風邪気味の夜・・・

枕元で先日デンマークから入った小さな図鑑を開いて過ごす。文字を追うには少ししんどい夜。きのこの図鑑を開くと、きのこの生えている地面の様子がこまごまと描かれていてそれが楽しい。苔の上にオークの落葉が落ちている、カタツムリの殻がころがっている、赤い小さな実を付けるヤブコウジのような灌木、ドングリの「帽子」(実、そのものは描かれていない)、シラカバの実、針葉樹の落葉がきのこのかさに落ちている絵もある。この絵を描いた人はきっと何度も森の中を歩いたに違いない。あの、秋の森のあまいにおいがしてきそうだ。久しぶりに山道を歩いてみたくなる。風邪が良くなったら・・・今日は遠い北の国の森を歩く夢が見られると良い。

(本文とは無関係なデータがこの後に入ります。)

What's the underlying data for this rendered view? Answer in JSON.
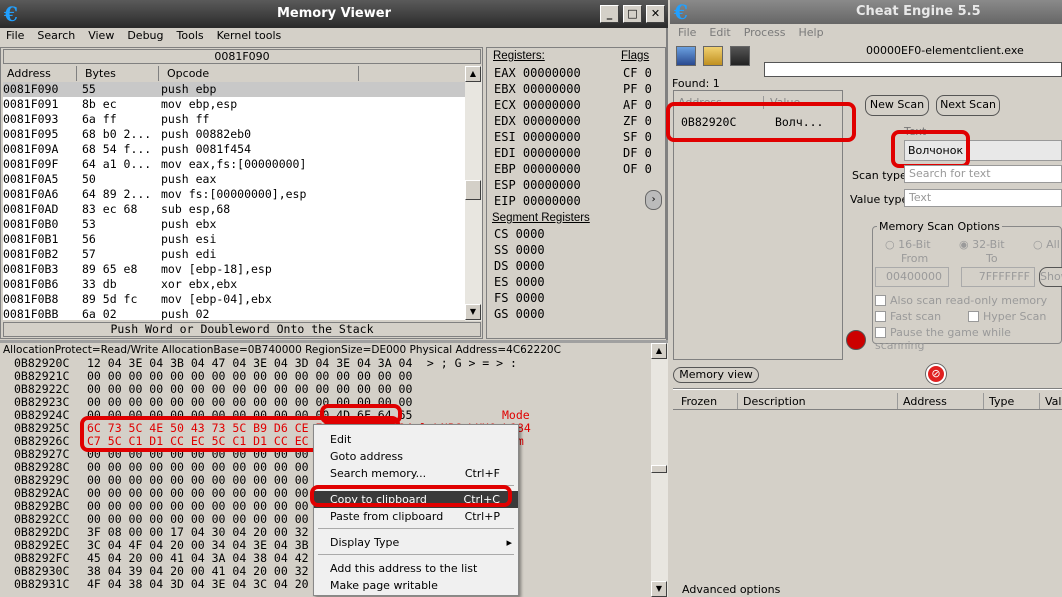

 去年、北海道の林で拾ったエゾマツの実を入れた瓶のふたを開けて、においをかぐともうすっかり茶色に変色してしまっているのに、強烈な針葉樹の香りがした。この香りは若い頃、よろよろ荷物を背負った山スキーのくだり(皮の登山靴にスキー!!!)、ついにバランスがとれずに林に突っ込んだ時、それまで何の臭いもなかった雪の世界にスキーのエッジが木の皮をザッと切り込んだ瞬間ににおいたつあの香りだ。